AOT: Appearance Optimal Transport Based Identity Swapping for Forgery Detection
This work addresses a domain-specific problem for face forgery detection by providing a novel identity swapping algorithm to create challenging datasets, though it is incremental as it builds on existing identity swapping methods.
The paper tackles the problem of generating diverse Deepfakes datasets with large appearance variations for improving forgery detection, proposing an Appearance Optimal Transport model that formulates appearance mapping as an optimal transport problem in latent and pixel space, resulting in superior performance compared to state-of-the-art methods and enhanced detection capabilities.

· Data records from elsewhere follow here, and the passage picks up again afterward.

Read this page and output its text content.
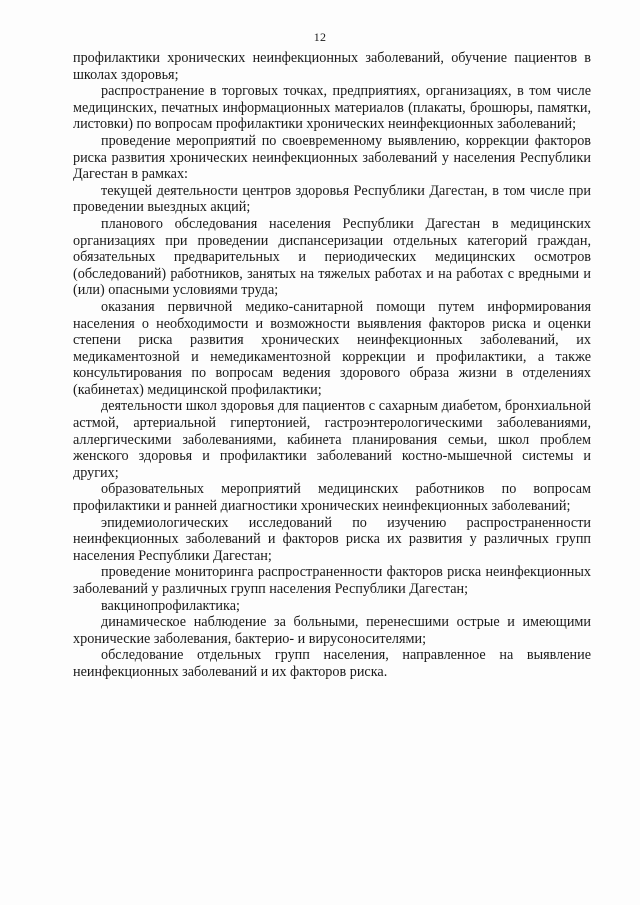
12

профилактики хронических неинфекционных заболеваний, обучение пациентов в школах здоровья;

распространение в торговых точках, предприятиях, организациях, в том числе медицинских, печатных информационных материалов (плакаты, брошюры, памятки, листовки) по вопросам профилактики хронических неинфекционных заболеваний;

проведение мероприятий по своевременному выявлению, коррекции факторов риска развития хронических неинфекционных заболеваний у населения Республики Дагестан в рамках:

текущей деятельности центров здоровья Республики Дагестан, в том числе при проведении выездных акций;

планового обследования населения Республики Дагестан в медицинских организациях при проведении диспансеризации отдельных категорий граждан, обязательных предварительных и периодических медицинских осмотров (обследований) работников, занятых на тяжелых работах и на работах с вредными и (или) опасными условиями труда;

оказания первичной медико-санитарной помощи путем информирования населения о необходимости и возможности выявления факторов риска и оценки степени риска развития хронических неинфекционных заболеваний, их медикаментозной и немедикаментозной коррекции и профилактики, а также консультирования по вопросам ведения здорового образа жизни в отделениях (кабинетах) медицинской профилактики;

деятельности школ здоровья для пациентов с сахарным диабетом, бронхиальной астмой, артериальной гипертонией, гастроэнтерологическими заболеваниями, аллергическими заболеваниями, кабинета планирования семьи, школ проблем женского здоровья и профилактики заболеваний костно-мышечной системы и других;

образовательных мероприятий медицинских работников по вопросам профилактики и ранней диагностики хронических неинфекционных заболеваний;

эпидемиологических исследований по изучению распространенности неинфекционных заболеваний и факторов риска их развития у различных групп населения Республики Дагестан;

проведение мониторинга распространенности факторов риска неинфекционных заболеваний у различных групп населения Республики Дагестан;

вакцинопрофилактика;

динамическое наблюдение за больными, перенесшими острые и имеющими хронические заболевания, бактерио- и вирусоносителями;

обследование отдельных групп населения, направленное на выявление неинфекционных заболеваний и их факторов риска.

Recent studies have shown that the performance of forgery detection can be improved with diverse and challenging Deepfakes datasets. However, due to the lack of Deepfakes datasets with large variance in appearance, which can be hardly produced by recent identity swapping methods, the detection algorithm may fail in this situation. In this work, we provide a new identity swapping algorithm with large differences in appearance for face forgery detection. The appearance gaps mainly arise from the large discrepancies in illuminations and skin colors that widely exist in real-world scenarios. However, due to the difficulties of modeling the complex appearance mapping, it is challenging to transfer fine-grained appearances adaptively while preserving identity traits. This paper formulates appearance mapping as an optimal transport problem and proposes an Appearance Optimal Transport model (AOT) to formulate it in both latent and pixel space. Specifically, a relighting generator is designed to simulate the optimal transport plan. It is solved via minimizing the Wasserstein distance of the learned features in the latent space, enabling better performance and less computation than conventional optimization. To further refine the solution of the optimal transport plan, we develop a segmentation game to minimize the Wasserstein distance in the pixel space. A discriminator is introduced to distinguish the fake parts from a mix of real and fake image patches. Extensive experiments reveal that the superiority of our method when compared with state-of-the-art methods and the ability of our generated data to improve the performance of face forgery detection.